I ask questions of people because I am interested. And because I want to connect. But once I realize the connection interest is so one-sided, I become very annoyed.

As of today, I realize that particular email correspondence with the old high school friend is over. I've asked all of my interview questions and gotten all the answers I was looking for. Only I had intended for it to be a conversation, but instead, it became an interview.

Perhaps this is why that particular friend and I lost touch all those years ago...

Tuesday, February 3, 2009

Drunken Flattery

The other day, during the SuperBowl, I drove up to my nearest grocery store to buy some food to make a snack for me and my husband.

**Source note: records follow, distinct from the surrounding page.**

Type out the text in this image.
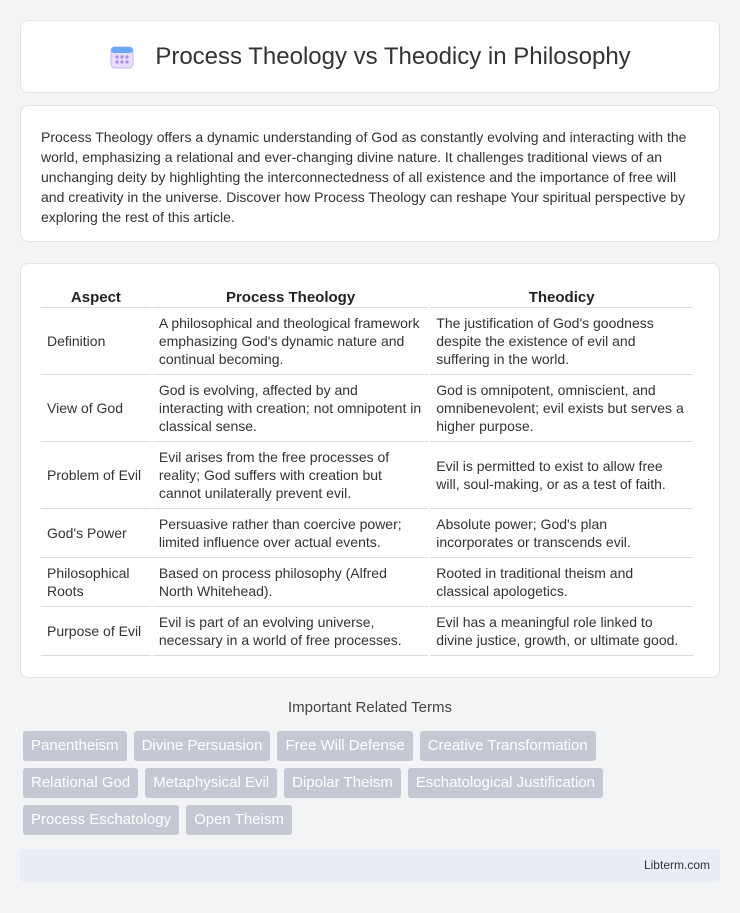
Process Theology vs Theodicy in Philosophy

Process Theology offers a dynamic understanding of God as constantly evolving and interacting with the world, emphasizing a relational and ever-changing divine nature. It challenges traditional views of an unchanging deity by highlighting the interconnectedness of all existence and the importance of free will and creativity in the universe. Discover how Process Theology can reshape Your spiritual perspective by exploring the rest of this article.

Aspect	Process Theology	Theodicy
Definition	A philosophical and theological framework emphasizing God's dynamic nature and continual becoming.	The justification of God's goodness despite the existence of evil and suffering in the world.
View of God	God is evolving, affected by and interacting with creation; not omnipotent in classical sense.	God is omnipotent, omniscient, and omnibenevolent; evil exists but serves a higher purpose.
Problem of Evil	Evil arises from the free processes of reality; God suffers with creation but cannot unilaterally prevent evil.	Evil is permitted to exist to allow free will, soul-making, or as a test of faith.
God's Power	Persuasive rather than coercive power; limited influence over actual events.	Absolute power; God's plan incorporates or transcends evil.
Philosophical Roots	Based on process philosophy (Alfred North Whitehead).	Rooted in traditional theism and classical apologetics.
Purpose of Evil	Evil is part of an evolving universe, necessary in a world of free processes.	Evil has a meaningful role linked to divine justice, growth, or ultimate good.
Important Related Terms
Panentheism	Divine Persuasion	Free Will Defense	Creative Transformation
Relational God	Metaphysical Evil	Dipolar Theism	Eschatological Justification
Process Eschatology	Open Theism
Libterm.com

I only had 2 items to buy and wanted to make it snappy. So I went into a store I usually try to stay away from. It's the store my neighbor was followed home from and then attacked a few years ago. It's sort of in the 'hood.

After I got my groceries, I stood in the very slow moving EXPRESS line. Two men got in line behind me, carrying 3 cases of cheap beer. Both of them had blood shot, glassy eyes and were very friendly. One was so friendly, that after we spoke a moment and I turned back around from him, he started saying, "...Mmmm, mmm, mmm". It started to feel gross and I tried to just ignore him. He must have repeated it 3 or 4 times. "Mmm, mmm, mmm."

Then he said to his friend, "Man...she looks just like Dr. Phil's wife." He then said it more directly to me, "You look like that Dr. Phil's wife". I think it was his creepy way of trying to flatter me. And in about 15 years or so, I'd be happy to be compared to Dr. Phil's 55 year old wife. But I'm just not ready for that right now.

He continued saying that I looked like Dr. Phil's wife until I left the store.

After I got home, I made snacks for me and Dr. Phil. Please check out my latest book, What's Age Got To Do With It, available in stores now.